An Extensive Review of Sentiment Analysis Leveraging Artificial Intelligence and Machine Learning
Mrs. Shweta Sinha
Assistant professor, Department of Computer Science, National Post Graduate College
Pranati Kaushik
Student, scholar, Department of Computer Science, National Post Graduate College
Abstract-
Because social networking sites are growing so quickly in the Internet age, they are now a vital tool for sharing emotions with people everywhere. Many people convey their opinions or thoughts using text, images, music, and video. On the other hand, text communication through Web-based networking media might be a little overwhelming. Social media platforms are the source of vast amounts of unstructured data generated on the Internet every second. To understand human psychology, data must be analysed as quickly as it is generated. Sentiment analysis, which identifies polarity in texts, can help with this. It evaluates the author's attitude toward a thing, organization, person, or place—whether it be favourable, negative, or neutral.

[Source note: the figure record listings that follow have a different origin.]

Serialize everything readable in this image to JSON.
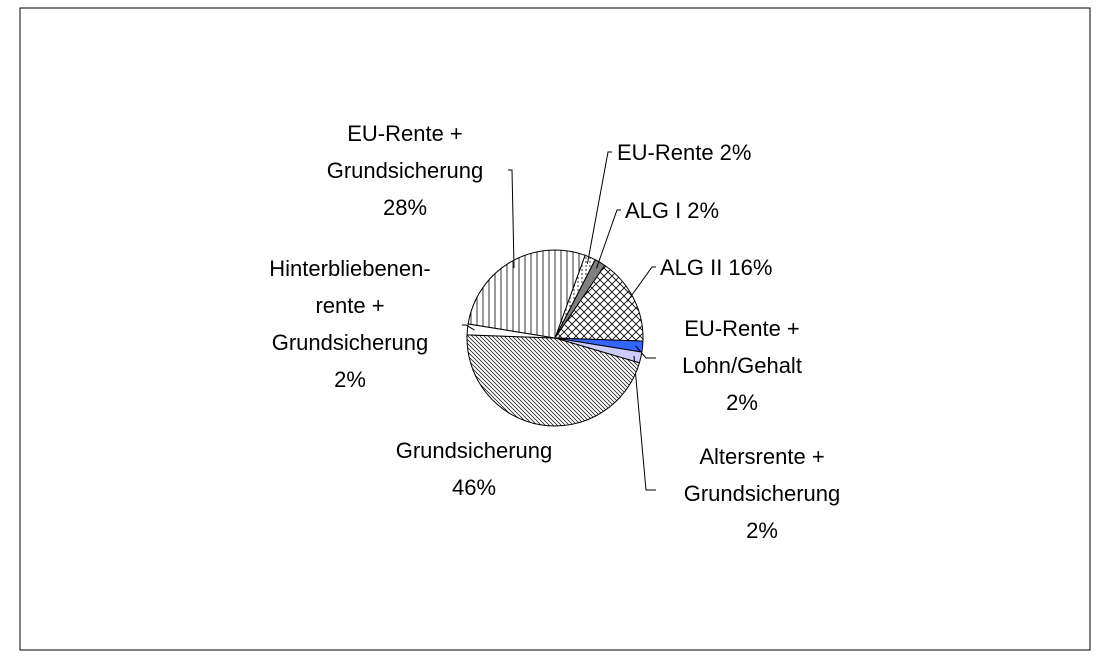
{
  "chart_data": {
    "type": "pie",
    "categories": [
      "EU-Rente",
      "ALG I",
      "ALG II",
      "EU-Rente +\nLohn/Gehalt",
      "Altersrente +\nGrundsicherung",
      "Grundsicherung",
      "Hinterbliebenen-\nrente +\nGrundsicherung",
      "EU-Rente +\nGrundsicherung"
    ],
    "values": [
      2,
      2,
      16,
      2,
      2,
      46,
      2,
      28
    ],
    "value_labels": [
      "2%",
      "2%",
      "16%",
      "2%",
      "2%",
      "46%",
      "2%",
      "28%"
    ],
    "fills": [
      "dots",
      "#808080",
      "crosshatch",
      "#3366ff",
      "#ccccff",
      "diagonal",
      "#ffffff",
      "vertical"
    ]
  }
}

Organizations can obtain real-time insights on customer sentiment, experience, and brand reputation with the use of sentiment analysis technologies. These technologies typically evaluate online sources like emails, blogs, reviews, customer service tickets, news stories, survey results, case studies, web chats, tweets, forums, and comments using text analytics. Whether the consumer is using positive, negative, or neutral language, algorithms are employed to construct rule-based, automatic, or hybrid methods of scoring.
Sentiment analysis may not be sufficient in certain applications; in such cases, emotion detection—which accurately assesses a person's emotional and mental state—is necessary. Understanding of sentiment analysis levels, different emotion models, and the procedure for sentiment analysis and emotion detection from text are all provided by this review work. This paper concludes by discussing the difficulties encountered in sentiment and emotion analysis.